I'm looking for some advice from those of you in the know... My husband was offered a job as an Electrician in Kerikeri - we are both still in Ireland at the moment and the question I have is if anyone knows how much money you would be coming out with at the end of the week if the hourly wage is $26.32?

He doesn't seem to think it will be a lot of money to live on over there but as we have no knowledge of the tax system, we don't even know what his weekly take home will be each week. I will also be looking for work when we move over there - admin office work or something similar & was wondering if anyone knows if it would be easy enough to secure work.

We are unsure as to what to do as we already have our flights booked to NZ and will be leaving Ireland in the middle of September. Ideally we would love to have work secured before we go over there (we fly into Christchurch). We are going over to have a better quality of life, not to become rich but at the same time we'd like to be able to afford to live over there.

Any advice is very welcome


----------



## topcat83 (Apr 16, 2009)

noodles905 said:


> Hi Everyone,
> 
> I'm looking for some advice from those of you in the know... My husband was offered a job as an Electrician in Kerikeri - we are both still in Ireland at the moment and the question I have is if anyone knows how much money you would be coming out with at the end of the week if the hourly wage is $26.32?
> 
> ...


Hi there - welcome to the forum. 
Kerikeri is in the Far North of New Zealand, about 3.5 hours drive out of Auckland. 
And it's just about as far away from Christchurch as you can get. So first thing to be aware of - to get there from Christchurch, you'll have to fly north (probably to Auckland although there are some flights that will go directly there). 
See Directions from Auckland Airport to Kaipara on Wises Maps

Kerikeri is in a beautiful part of the countryside (very close to the Bay of Islands), but the area is quite poor, and there is also a strong Maori culture in the area. So be prepared for some 'typical' New Zealand housing up there - in essence large garden sheds with no insulation! As the Far North is one of the warmest places in New Zealand (after all, it is the closest place in NZ to the equator) you may say this isn't an issue!

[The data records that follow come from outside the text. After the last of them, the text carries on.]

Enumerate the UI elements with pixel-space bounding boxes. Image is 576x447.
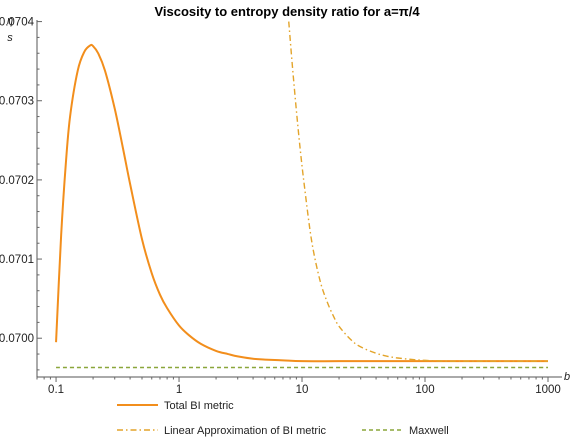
y-tick-label: 0.0700 (0, 333, 34, 345)
x-tick-label: 100 (415, 384, 434, 396)
y-tick-label: 0.0704 (0, 17, 35, 29)
chart-title: Viscosity to entropy density ratio for a… (154, 4, 420, 19)
x-tick-label: 1000 (535, 384, 561, 396)
x-tick-label: 0.1 (48, 384, 64, 396)
legend-label-3: Maxwell (409, 425, 449, 437)
y-tick-label: 0.0702 (0, 175, 34, 187)
axes: 0.1 1 10 100 1000 0.0700 0.0701 0.0702 0.0703 0.0… (0, 17, 562, 396)
legend-label-1: Total BI metric (164, 400, 234, 412)
series-line-1 (55, 43, 548, 363)
x-tick-label: 1 (176, 384, 182, 396)
x-axis-label: b (564, 371, 570, 383)
y-tick-label: 0.0701 (0, 254, 34, 266)
y-axis-label-denominator: s (7, 32, 13, 44)
legend: Total BI metric Linear Approximation of B… (117, 400, 449, 437)
series-line-2 (288, 21, 548, 362)
legend-label-2: Linear Approximation of BI metric (164, 425, 327, 437)
y-axis-label-numerator: η (7, 15, 13, 27)
plot-area (55, 21, 548, 369)
x-tick-label: 10 (296, 384, 309, 396)
y-tick-label: 0.0703 (0, 96, 34, 108)
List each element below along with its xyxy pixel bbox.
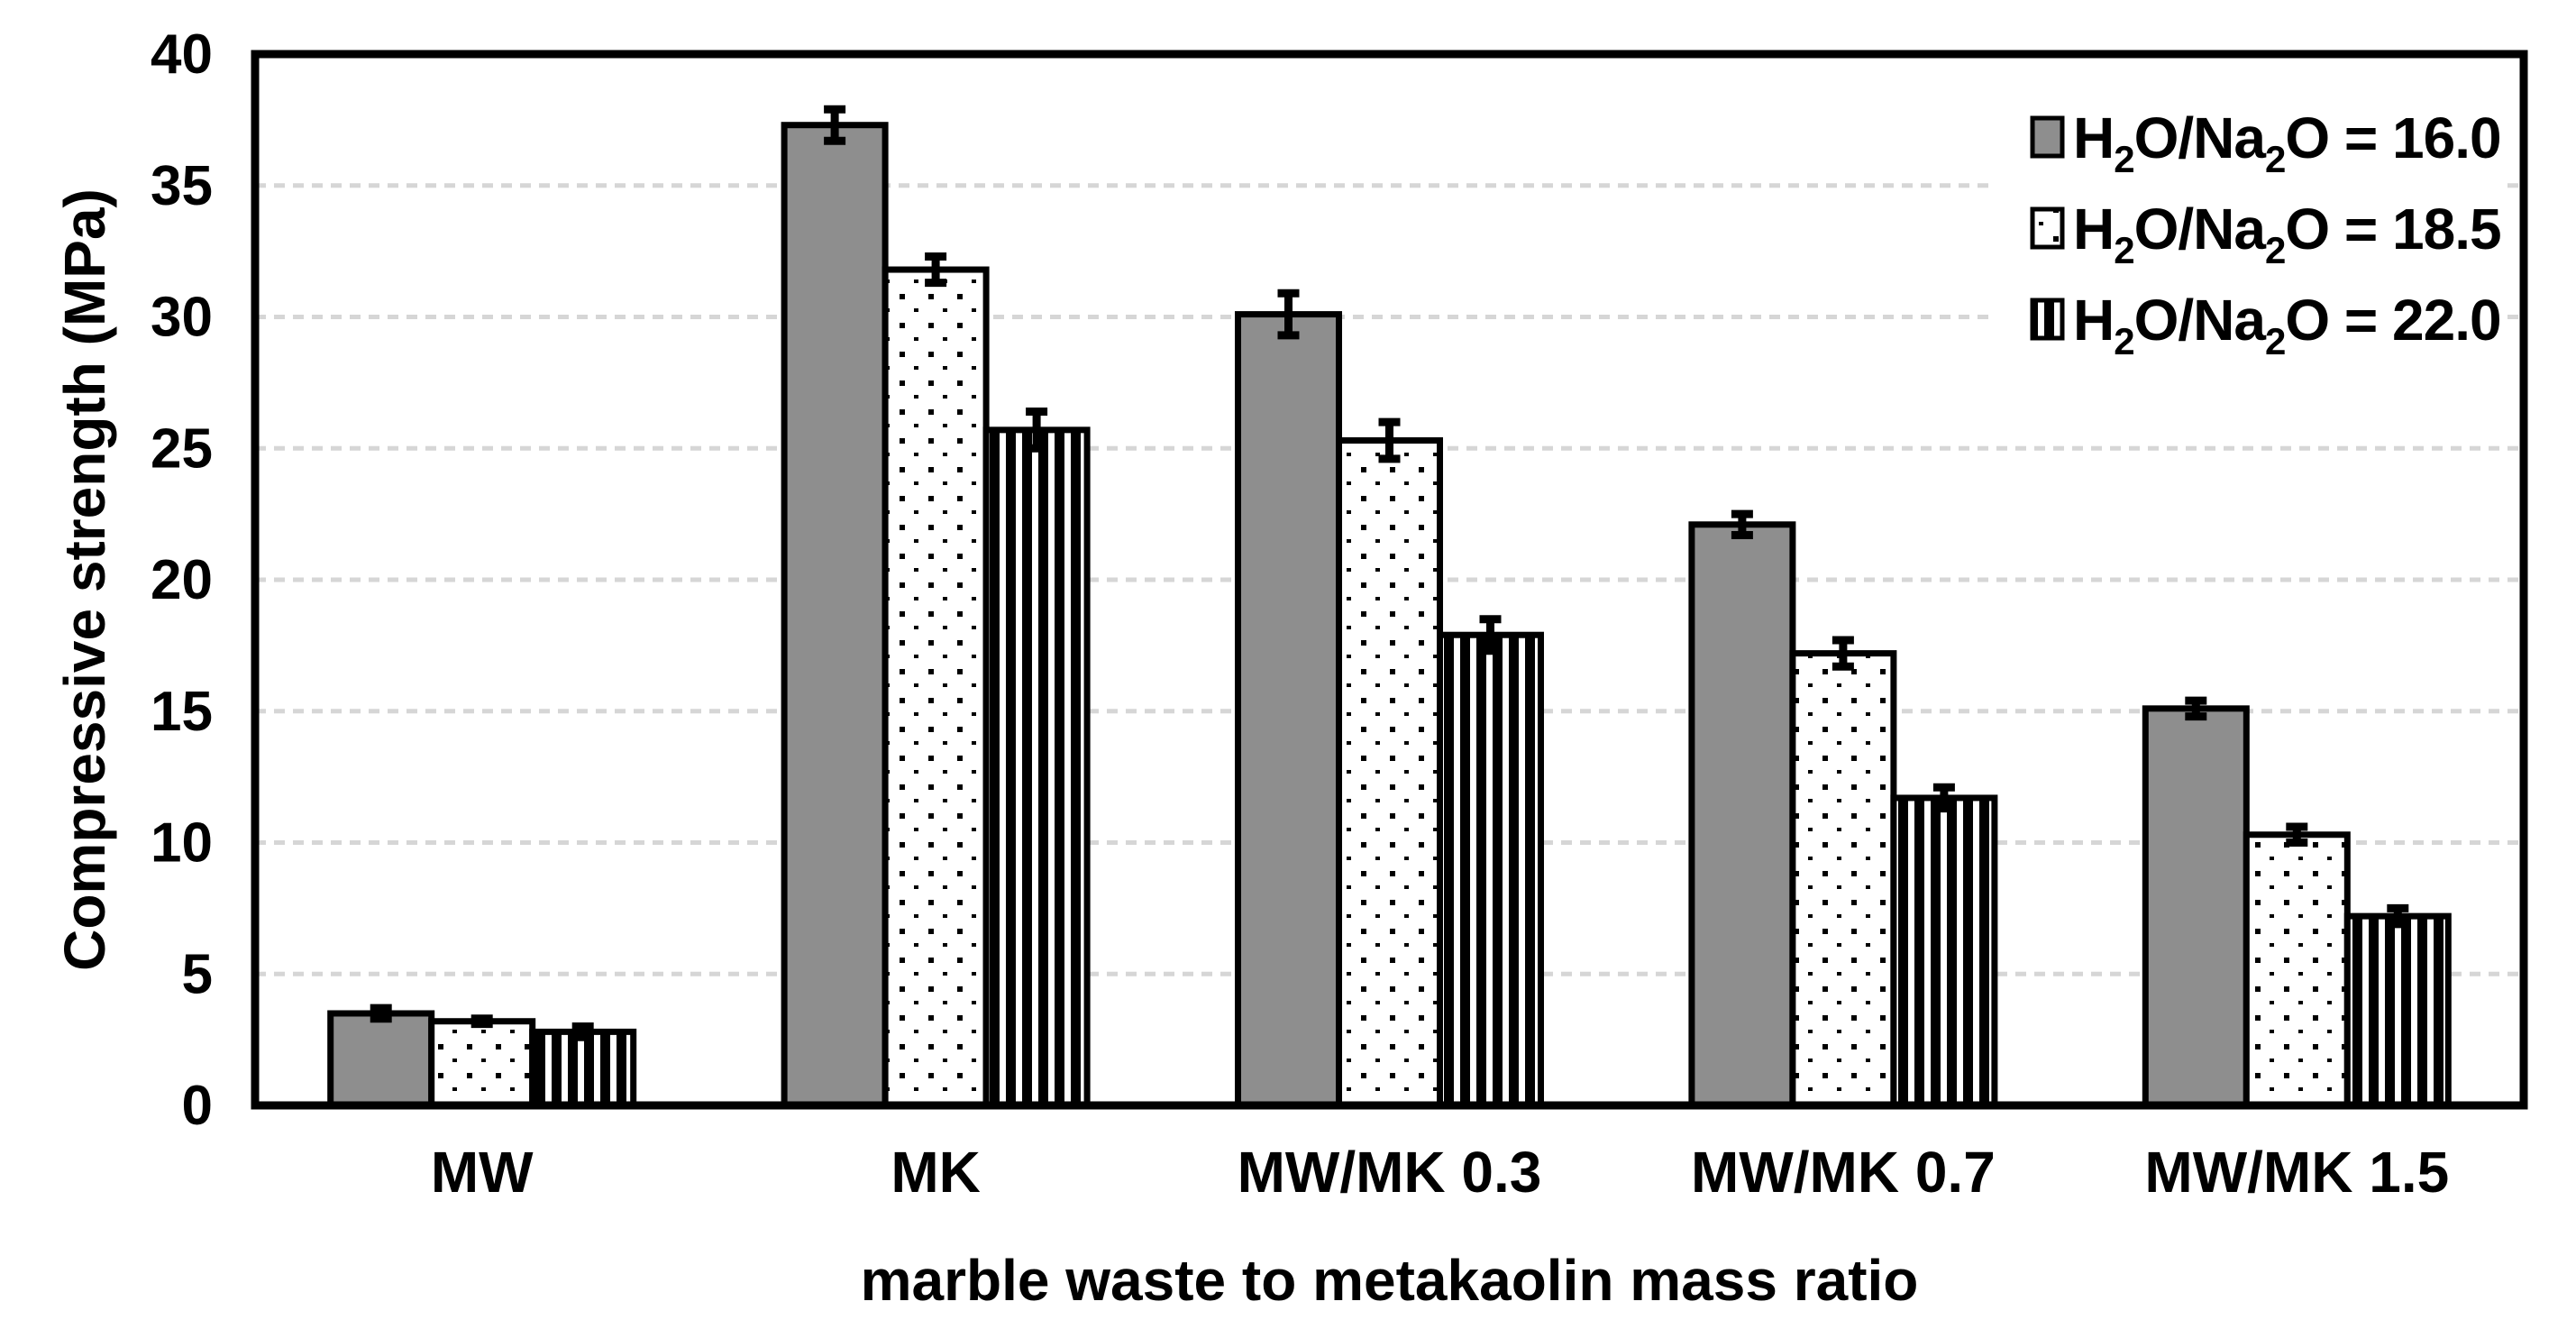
x-category-label-mw-mk-0.7: MW/MK 0.7 <box>1691 1140 1996 1205</box>
bar-mw-mk-1.5-h-o-na-o-16.0 <box>2142 705 2250 1109</box>
legend-swatch-h-o-na-o-16.0 <box>2030 115 2065 159</box>
bar-mw-mk-1.5-h-o-na-o-22.0 <box>2343 912 2452 1109</box>
y-tick-label-30: 30 <box>151 287 213 349</box>
bar-mw-mk-0.3-h-o-na-o-22.0 <box>1437 631 1544 1109</box>
bar-mw-h-o-na-o-22.0 <box>529 1028 637 1109</box>
bar-mw-mk-0.3-h-o-na-o-16.0 <box>1235 311 1342 1109</box>
y-tick-label-40: 40 <box>151 23 213 86</box>
x-axis-category-labels: MW MK MW/MK 0.3 MW/MK 0.7 MW/MK 1.5 <box>431 1140 2449 1205</box>
y-tick-label-15: 15 <box>151 681 213 743</box>
bar-mw-h-o-na-o-18.5 <box>428 1018 536 1109</box>
error-bar-mw-h-o-na-o-22.0 <box>571 1022 594 1041</box>
plot-frame <box>251 50 2528 1110</box>
x-axis-title: marble waste to metakaolin mass ratio <box>860 1248 1919 1313</box>
y-tick-label-10: 10 <box>151 812 213 875</box>
y-tick-label-0: 0 <box>182 1075 213 1137</box>
error-bar-mk-h-o-na-o-22.0 <box>1026 407 1048 453</box>
error-bar-mk-h-o-na-o-16.0 <box>824 105 846 145</box>
bar-mw-mk-0.7-h-o-na-o-22.0 <box>1890 794 1998 1109</box>
error-bar-mw-mk-1.5-h-o-na-o-18.5 <box>2286 822 2308 847</box>
error-bars <box>370 105 2409 1041</box>
error-bar-mw-h-o-na-o-18.5 <box>470 1014 493 1029</box>
error-bar-mw-mk-1.5-h-o-na-o-16.0 <box>2185 696 2207 721</box>
y-tick-label-20: 20 <box>151 549 213 611</box>
y-tick-label-5: 5 <box>182 943 213 1005</box>
y-tick-label-25: 25 <box>151 417 213 480</box>
error-bar-mw-mk-0.7-h-o-na-o-16.0 <box>1731 509 1753 539</box>
legend-label-h-o-na-o-22.0: H2O/Na2O = 22.0 <box>2073 288 2501 362</box>
plot-frame-rect <box>251 50 2528 1110</box>
error-bar-mw-mk-1.5-h-o-na-o-22.0 <box>2387 903 2409 929</box>
bar-mw-h-o-na-o-16.0 <box>327 1010 435 1109</box>
x-category-label-mw-mk-1.5: MW/MK 1.5 <box>2144 1140 2449 1205</box>
bars <box>327 122 2452 1109</box>
error-bar-mw-mk-0.3-h-o-na-o-16.0 <box>1277 289 1300 340</box>
y-tick-label-35: 35 <box>151 155 213 217</box>
error-bar-mk-h-o-na-o-18.5 <box>925 252 947 288</box>
bar-mk-h-o-na-o-18.5 <box>882 266 990 1109</box>
error-bar-mw-mk-0.7-h-o-na-o-22.0 <box>1932 783 1955 813</box>
error-bar-mw-h-o-na-o-16.0 <box>370 1004 392 1023</box>
error-bar-mw-mk-0.3-h-o-na-o-22.0 <box>1479 615 1502 655</box>
legend-background-rect <box>1994 88 2507 370</box>
error-bar-mw-mk-0.3-h-o-na-o-18.5 <box>1378 417 1401 463</box>
x-category-label-mk: MK <box>891 1140 981 1205</box>
x-category-label-mw-mk-0.3: MW/MK 0.3 <box>1238 1140 1542 1205</box>
legend-swatch-h-o-na-o-18.5 <box>2030 206 2065 250</box>
y-axis-tick-labels: 0 5 10 15 20 25 30 35 40 <box>151 23 213 1137</box>
bar-mk-h-o-na-o-22.0 <box>982 426 1091 1109</box>
bar-mw-mk-0.7-h-o-na-o-16.0 <box>1688 521 1796 1109</box>
bar-mw-mk-0.3-h-o-na-o-18.5 <box>1336 437 1443 1109</box>
error-bar-mw-mk-0.7-h-o-na-o-18.5 <box>1832 636 1854 671</box>
legend: H2O/Na2O = 16.0 H2O/Na2O = 18.5 H2O/Na2O =… <box>2030 105 2502 362</box>
x-category-label-mw: MW <box>431 1140 534 1205</box>
legend-swatch-h-o-na-o-22.0 <box>2030 298 2065 341</box>
bar-mk-h-o-na-o-16.0 <box>781 122 889 1109</box>
bar-mw-mk-1.5-h-o-na-o-18.5 <box>2243 831 2351 1109</box>
legend-background <box>1994 88 2507 370</box>
y-axis-title: Compressive strength (MPa) <box>52 188 117 971</box>
legend-label-h-o-na-o-16.0: H2O/Na2O = 16.0 <box>2073 105 2501 180</box>
bar-mw-mk-0.7-h-o-na-o-18.5 <box>1789 650 1897 1109</box>
legend-label-h-o-na-o-18.5: H2O/Na2O = 18.5 <box>2073 197 2501 271</box>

Assuming a 40 hour week, your husband's yearly salary would be about $55k. That isn't huge - but looking at Jobs on SEEK - New Zealand's no.1 Employment, Career and Recruitment site that does seem to be the going rate. 
There may be more work in other areas of the country - but sometimes the bird in the hand is better in the short term. Is there any time limit on the job? You can always look elsewhere once you've been here a while. We had friends who found a job in Gisborne (another lovely area of the country but similarly miles away from anywhere else, and with a similar local culture). They lived there a year, loved it, but as a short term option, and have recently moved to Auckland simply because of the job options.

You may find that work for you is seasonal - it's a tourist area up there. Or that you end up with a number of short hour jobs. Unemployment in the Far North is high, but if you're flexible you're more likely to find something.

I would say that generally there will be a larger choice of jobs for both of you in Christchurch at the moment - especially with the rebuild - but it's unlikely that most would initially offer much higher than the figure you've said above. You can but come over and give it a go. And rent in Kerikeri will be less than in Christchurch. From $250 per week for a 2 bedroomed place up to $450 for a 4 bedroomed. (I'd still be looking for rental properties that have been well insulated, even in the Far North!).
See Kerikeri Homes for Rent with 2 to 4 bedrooms - Realestate.co.nz
And I'd definitely rent initially, even if you can afford to buy.

To find out more about NZ tax, go to Individual income tax - there's a tax calculator there so you can plug in the figures and see what's left.


----------